Antiviral activity of llama-inspired single domain antibody against Enterovirus A71

In the past few decades, Enterovirus A71 (EVA71) has caused devastating outbreaks in the Asia-Pacific region resulting in serious sequelae in infected young children. No preventive and therapeutic interventions are currently available for curing EVA71 infection, highlighting a great unmet medical need for this disease. Here, we showed that one novel single domain antibody (sdAb, F1) isolated from an immunized llama could alleviate EVA71 infection, both in vitro and in vivo We also confirmed that the sdAb clone F1 recognizes EVA71 through a novel conformational epitope comprising the highly conserved region of VP3 capsid protein by using competitive-binding and overlapping-peptide ELISA assays. Because of the virion's icosahedral structure, we reasoned that adjacent epitopes must be clustered within molecular ranges that may be simultaneously bound by an engineered antibody with multiple valency. Therefore, two single domain binding modules (F1) were fused to generate an sdAb-in-tandem design so that the capture of viral antigens can be further increased by valency effects.
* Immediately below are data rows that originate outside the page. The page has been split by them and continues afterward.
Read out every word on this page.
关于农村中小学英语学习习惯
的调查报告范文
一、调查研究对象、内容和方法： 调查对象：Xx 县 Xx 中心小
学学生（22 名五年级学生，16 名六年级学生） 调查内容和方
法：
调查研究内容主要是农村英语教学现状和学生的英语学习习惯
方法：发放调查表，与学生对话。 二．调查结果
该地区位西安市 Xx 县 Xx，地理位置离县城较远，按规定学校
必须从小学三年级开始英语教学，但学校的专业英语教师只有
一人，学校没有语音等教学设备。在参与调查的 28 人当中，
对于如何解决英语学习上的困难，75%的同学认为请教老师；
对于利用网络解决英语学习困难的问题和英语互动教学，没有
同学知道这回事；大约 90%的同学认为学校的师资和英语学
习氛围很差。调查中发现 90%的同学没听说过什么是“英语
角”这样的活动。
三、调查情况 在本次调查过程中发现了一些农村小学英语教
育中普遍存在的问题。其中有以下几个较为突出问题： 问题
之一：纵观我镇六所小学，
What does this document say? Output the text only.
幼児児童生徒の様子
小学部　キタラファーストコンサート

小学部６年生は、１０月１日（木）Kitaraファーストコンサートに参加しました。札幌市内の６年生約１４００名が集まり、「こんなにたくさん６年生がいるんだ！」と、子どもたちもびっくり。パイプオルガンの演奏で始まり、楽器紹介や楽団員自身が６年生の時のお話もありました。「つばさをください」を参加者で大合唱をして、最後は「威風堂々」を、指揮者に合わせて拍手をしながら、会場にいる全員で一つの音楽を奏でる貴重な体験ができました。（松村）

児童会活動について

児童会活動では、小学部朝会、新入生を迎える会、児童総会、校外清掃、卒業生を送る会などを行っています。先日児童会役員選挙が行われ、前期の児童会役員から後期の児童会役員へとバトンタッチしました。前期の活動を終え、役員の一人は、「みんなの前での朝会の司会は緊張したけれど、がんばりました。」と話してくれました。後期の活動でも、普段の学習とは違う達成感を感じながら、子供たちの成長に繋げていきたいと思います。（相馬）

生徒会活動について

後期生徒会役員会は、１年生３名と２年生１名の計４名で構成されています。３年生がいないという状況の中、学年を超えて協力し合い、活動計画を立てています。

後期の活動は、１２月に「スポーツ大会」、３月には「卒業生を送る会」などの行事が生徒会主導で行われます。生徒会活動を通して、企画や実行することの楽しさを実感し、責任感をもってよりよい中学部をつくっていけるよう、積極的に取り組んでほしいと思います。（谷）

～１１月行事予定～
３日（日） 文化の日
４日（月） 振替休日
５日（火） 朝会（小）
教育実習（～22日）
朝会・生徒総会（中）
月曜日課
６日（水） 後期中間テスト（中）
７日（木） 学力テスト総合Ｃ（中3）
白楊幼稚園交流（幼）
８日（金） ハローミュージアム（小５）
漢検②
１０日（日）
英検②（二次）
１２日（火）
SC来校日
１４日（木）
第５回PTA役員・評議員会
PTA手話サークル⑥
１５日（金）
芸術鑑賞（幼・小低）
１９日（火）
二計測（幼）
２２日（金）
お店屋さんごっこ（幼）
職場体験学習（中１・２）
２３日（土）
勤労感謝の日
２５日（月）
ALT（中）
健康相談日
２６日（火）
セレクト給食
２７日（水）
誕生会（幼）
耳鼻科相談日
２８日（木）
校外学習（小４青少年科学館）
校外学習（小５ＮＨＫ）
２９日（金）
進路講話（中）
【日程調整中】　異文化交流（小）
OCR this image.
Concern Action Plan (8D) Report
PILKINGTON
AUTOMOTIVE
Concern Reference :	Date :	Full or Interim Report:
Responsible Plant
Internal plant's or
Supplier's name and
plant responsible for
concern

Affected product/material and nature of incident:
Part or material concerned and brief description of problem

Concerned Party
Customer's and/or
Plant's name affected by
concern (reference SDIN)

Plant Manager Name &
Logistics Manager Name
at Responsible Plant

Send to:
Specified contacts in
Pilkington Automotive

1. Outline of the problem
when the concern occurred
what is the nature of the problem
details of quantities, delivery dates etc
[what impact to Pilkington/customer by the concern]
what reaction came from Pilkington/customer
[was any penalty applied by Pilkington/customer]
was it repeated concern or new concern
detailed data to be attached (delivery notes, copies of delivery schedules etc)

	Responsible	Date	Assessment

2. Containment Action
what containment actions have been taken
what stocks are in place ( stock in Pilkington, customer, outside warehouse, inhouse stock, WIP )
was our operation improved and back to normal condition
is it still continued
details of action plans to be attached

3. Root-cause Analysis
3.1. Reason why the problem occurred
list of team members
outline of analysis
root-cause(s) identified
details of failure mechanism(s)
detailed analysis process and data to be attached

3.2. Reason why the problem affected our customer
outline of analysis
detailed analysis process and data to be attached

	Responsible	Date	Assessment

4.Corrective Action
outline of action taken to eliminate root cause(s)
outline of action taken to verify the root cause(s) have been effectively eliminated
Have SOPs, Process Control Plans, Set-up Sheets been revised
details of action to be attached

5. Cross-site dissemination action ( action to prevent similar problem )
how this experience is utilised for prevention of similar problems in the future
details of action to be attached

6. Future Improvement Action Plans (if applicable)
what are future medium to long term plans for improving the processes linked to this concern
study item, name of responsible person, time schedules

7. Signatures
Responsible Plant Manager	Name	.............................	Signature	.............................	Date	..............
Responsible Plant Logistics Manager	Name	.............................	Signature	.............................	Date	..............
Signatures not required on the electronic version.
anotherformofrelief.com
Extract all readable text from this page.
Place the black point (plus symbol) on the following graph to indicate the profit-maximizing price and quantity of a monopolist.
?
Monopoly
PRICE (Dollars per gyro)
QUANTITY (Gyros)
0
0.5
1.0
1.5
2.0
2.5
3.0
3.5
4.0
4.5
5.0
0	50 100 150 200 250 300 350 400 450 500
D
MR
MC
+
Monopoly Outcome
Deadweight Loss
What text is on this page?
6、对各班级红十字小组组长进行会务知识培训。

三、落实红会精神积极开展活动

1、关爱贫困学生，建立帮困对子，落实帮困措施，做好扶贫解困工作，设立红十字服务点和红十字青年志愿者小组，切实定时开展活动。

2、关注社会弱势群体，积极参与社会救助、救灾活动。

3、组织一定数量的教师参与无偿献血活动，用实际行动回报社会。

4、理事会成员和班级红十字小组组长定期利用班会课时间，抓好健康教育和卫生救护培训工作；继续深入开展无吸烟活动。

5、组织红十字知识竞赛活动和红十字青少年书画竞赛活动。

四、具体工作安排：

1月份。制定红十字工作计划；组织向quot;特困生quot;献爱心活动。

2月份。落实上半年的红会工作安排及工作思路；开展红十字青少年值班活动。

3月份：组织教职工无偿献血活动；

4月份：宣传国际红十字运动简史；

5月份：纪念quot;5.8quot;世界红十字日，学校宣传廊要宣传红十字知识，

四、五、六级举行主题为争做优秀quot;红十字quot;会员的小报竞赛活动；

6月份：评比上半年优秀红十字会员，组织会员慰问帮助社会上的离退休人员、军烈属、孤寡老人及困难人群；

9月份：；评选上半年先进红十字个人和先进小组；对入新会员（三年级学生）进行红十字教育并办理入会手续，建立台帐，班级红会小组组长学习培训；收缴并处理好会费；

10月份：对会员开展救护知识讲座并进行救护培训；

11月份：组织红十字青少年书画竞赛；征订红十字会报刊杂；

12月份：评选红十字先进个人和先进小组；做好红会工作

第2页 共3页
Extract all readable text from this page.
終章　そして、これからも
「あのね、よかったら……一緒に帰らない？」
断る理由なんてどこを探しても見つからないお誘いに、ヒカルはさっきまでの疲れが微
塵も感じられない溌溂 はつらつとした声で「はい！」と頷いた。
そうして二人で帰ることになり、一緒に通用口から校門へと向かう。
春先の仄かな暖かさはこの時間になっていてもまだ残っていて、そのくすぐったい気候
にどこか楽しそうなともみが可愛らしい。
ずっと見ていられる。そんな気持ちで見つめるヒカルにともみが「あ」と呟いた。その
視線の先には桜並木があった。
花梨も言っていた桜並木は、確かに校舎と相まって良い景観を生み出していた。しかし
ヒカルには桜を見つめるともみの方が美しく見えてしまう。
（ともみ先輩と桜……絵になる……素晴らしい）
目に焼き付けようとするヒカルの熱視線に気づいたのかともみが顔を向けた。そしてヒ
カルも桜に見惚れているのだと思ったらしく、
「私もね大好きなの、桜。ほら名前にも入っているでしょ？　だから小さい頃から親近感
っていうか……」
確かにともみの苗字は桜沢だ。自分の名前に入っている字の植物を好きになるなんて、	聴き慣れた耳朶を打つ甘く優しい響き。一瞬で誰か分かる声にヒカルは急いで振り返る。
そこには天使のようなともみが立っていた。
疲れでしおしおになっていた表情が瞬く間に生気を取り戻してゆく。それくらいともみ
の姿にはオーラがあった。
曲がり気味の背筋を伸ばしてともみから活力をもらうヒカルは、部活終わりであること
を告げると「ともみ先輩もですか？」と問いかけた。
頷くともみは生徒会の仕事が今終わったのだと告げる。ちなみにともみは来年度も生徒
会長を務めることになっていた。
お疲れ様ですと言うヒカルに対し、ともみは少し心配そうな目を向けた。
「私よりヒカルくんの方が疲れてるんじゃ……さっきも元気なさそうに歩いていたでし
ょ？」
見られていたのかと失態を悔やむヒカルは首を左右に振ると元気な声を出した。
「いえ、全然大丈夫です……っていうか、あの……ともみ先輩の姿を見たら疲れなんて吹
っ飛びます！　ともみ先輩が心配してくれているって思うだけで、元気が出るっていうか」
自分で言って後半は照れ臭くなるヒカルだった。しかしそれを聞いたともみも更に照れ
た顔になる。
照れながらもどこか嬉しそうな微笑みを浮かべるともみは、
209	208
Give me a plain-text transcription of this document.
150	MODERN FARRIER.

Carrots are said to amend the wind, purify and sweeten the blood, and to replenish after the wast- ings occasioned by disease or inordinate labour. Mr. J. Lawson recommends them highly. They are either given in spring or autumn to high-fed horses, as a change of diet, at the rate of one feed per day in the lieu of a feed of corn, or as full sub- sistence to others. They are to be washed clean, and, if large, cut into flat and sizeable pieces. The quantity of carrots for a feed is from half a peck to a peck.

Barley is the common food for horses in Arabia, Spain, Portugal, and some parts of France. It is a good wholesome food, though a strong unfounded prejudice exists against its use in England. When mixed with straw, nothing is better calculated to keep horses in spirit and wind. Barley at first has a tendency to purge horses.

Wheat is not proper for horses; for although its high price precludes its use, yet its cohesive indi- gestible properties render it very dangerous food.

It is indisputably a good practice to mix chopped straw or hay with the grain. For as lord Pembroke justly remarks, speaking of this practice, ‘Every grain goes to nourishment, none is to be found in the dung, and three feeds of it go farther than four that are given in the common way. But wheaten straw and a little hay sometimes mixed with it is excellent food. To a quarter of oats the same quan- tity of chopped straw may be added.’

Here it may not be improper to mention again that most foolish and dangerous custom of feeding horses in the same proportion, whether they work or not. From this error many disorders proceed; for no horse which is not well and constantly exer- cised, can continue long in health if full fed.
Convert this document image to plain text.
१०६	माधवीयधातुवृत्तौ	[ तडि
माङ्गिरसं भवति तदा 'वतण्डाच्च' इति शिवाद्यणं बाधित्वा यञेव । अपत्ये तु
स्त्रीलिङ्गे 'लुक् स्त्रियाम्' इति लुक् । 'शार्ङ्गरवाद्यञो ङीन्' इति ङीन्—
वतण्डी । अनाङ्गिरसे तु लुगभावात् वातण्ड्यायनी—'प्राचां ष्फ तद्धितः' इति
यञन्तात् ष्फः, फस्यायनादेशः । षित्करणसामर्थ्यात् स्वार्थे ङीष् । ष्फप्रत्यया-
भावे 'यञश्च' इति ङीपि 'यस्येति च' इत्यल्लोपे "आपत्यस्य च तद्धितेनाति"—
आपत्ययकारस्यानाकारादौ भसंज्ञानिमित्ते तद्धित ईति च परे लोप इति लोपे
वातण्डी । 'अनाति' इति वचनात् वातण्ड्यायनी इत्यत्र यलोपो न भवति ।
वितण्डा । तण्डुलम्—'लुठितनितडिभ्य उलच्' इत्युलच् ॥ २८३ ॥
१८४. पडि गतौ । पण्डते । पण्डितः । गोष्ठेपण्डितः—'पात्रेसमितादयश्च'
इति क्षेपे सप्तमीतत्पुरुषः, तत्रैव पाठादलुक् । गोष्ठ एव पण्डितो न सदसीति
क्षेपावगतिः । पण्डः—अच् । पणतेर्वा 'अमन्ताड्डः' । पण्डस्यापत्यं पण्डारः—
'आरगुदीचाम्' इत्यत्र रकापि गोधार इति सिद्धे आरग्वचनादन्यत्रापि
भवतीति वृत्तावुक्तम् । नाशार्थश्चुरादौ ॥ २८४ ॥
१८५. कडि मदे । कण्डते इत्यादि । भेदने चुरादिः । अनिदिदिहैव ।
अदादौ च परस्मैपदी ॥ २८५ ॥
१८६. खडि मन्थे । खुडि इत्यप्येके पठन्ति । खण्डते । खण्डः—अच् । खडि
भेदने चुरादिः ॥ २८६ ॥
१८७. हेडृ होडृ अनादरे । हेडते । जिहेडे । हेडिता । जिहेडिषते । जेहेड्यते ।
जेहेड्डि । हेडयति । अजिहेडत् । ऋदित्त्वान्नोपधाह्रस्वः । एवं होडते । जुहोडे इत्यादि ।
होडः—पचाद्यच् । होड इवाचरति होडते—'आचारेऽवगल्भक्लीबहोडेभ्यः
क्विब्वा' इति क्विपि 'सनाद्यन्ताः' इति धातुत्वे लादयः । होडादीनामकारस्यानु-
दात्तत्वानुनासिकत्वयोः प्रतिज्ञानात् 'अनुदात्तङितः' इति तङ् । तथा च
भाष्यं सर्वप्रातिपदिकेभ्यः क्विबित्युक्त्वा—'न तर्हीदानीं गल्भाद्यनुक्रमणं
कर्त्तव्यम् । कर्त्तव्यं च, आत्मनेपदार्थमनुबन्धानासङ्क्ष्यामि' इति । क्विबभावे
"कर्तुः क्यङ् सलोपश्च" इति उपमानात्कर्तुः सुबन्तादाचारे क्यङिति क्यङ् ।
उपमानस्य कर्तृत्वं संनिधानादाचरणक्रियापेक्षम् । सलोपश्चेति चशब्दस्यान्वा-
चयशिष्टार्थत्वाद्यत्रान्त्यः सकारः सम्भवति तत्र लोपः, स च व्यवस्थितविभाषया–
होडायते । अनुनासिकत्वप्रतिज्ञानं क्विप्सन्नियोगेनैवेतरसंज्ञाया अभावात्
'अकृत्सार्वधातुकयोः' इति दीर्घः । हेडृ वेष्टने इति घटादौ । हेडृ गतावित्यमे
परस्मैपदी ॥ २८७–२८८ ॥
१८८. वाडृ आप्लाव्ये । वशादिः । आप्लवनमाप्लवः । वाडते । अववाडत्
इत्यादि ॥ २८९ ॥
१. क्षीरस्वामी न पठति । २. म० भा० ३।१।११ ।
We showed that the tetravalent construct, F1xF1-hFc, containing two sdAb-in-tandem on an Fc scaffold, exhibits more potent neutralization activity against EVA71 than the bivalent sdAb, F1-hFc, for at least 5.8-fold. We also demonstrated that, using a human scavenger receptor class B member 2 (hSCARB2) transgenic mouse model, a half-dose of the F1xF1-hFc provided better protection against EVA71 infection than did the F1-hFc. Thus, our study furnishes important insights into multivalent sdAb engineering against viral infection and provides a novel strategic deployment approach for preparedness of emerging infectious diseases such as EVA71.